Capping urea imports

He cited the recent Cabinet approval for the nutrient-based subsidy for kharif 2024 and said while the rates for all other nutrients are kept at the same levels at the rabi season 2023-24 level, the subsidy for phosphatic has been raised to ₹28.72/kg from  ₹20.82.

Import of urea, controlled by the government, was recorded at 64.33 lt during the first ten months of the ongoing fiscal against 73.07 lt a year ago, a fall of 12 per cent. There was a record import of urea at 98.28 lt during FY 2020-21.

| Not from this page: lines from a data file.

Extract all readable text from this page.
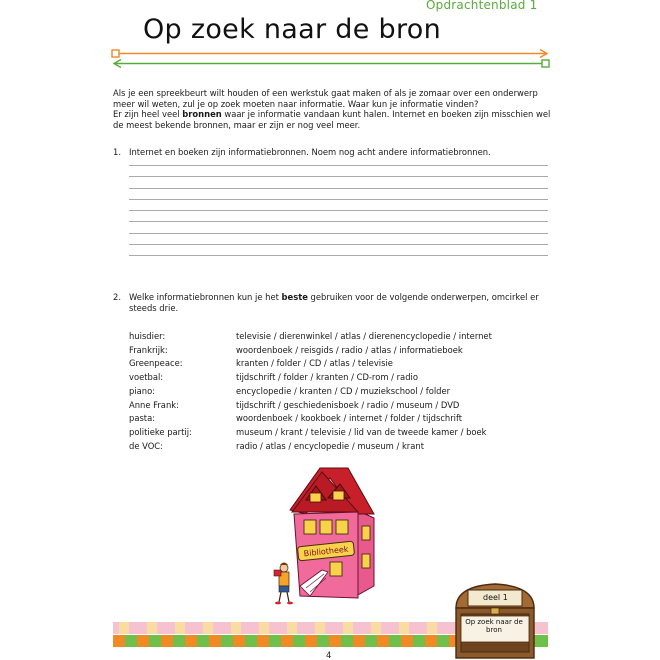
Opdrachtenblad 1
Op zoek naar de bron

Als je een spreekbeurt wilt houden of een werkstuk gaat maken of als je zomaar over een onderwerp meer wil weten, zul je op zoek moeten naar informatie. Waar kun je informatie vinden?

Er zijn heel veel bronnen waar je informatie vandaan kunt halen. Internet en boeken zijn misschien wel de meest bekende bronnen, maar er zijn er nog veel meer.

1. Internet en boeken zijn informatiebronnen. Noem nog acht andere informatiebronnen.
2. Welke informatiebronnen kun je het beste gebruiken voor de volgende onderwerpen, omcirkel er steeds drie.
huisdier:	televisie / dierenwinkel / atlas / dierenencyclopedie / internet
Frankrijk:	woordenboek / reisgids / radio / atlas / informatieboek
Greenpeace:	kranten / folder / CD / atlas / televisie
voetbal:	tijdschrift / folder / kranten / CD-rom / radio
piano:	encyclopedie / kranten / CD / muziekschool / folder
Anne Frank:	tijdschrift / geschiedenisboek / radio / museum / DVD
pasta:	woordenboek / kookboek / internet / folder / tijdschrift
politieke partij:	museum / krant / televisie / lid van de tweede kamer / boek
de VOC:	radio / atlas / encyclopedie / museum / krant
Bibliotheek
4
deel 1
Op zoek naar de bron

Import of overall fertilizers also dropped by 11.2 per cent to 153.86 lt during April-January from 173.29 lt, in which complex import declined 18.5 per cent to 18.34 lt from 22.49 lt and DAP by 20.2 per cent to 50.91 lt from 63.8 lt. But, MOP import surged 45.6 per cent to 20.28 lt from 13.93 lt.

Production of all fertilizers was up by 5.9 per cent to 429.03 lt from 405.25 lt, which included urea at 265.82 lt (against 235.8 lt year-ago), DAP 37.67 lt (36.16 lt), complex 81.85 lt (79.68 lt), SSP 38.37 lt (47.4 lt) and ammonium sulphate at 5.32 lt (6.21 lt).

Meanwhile, urea subsidy has reached ₹1,11,490.47 crore while potash and phosphorus has reached at  ₹59,561.44 crore, which is 98.8 per cent of  ₹60,300 crore allocated in Budget (Revised Estimate). The government has raised the Budgetary allocation for all the fertiliser subsidy from ₹1.75 lakh crore in BE to ₹1.89 lakh crore in RE of FY24.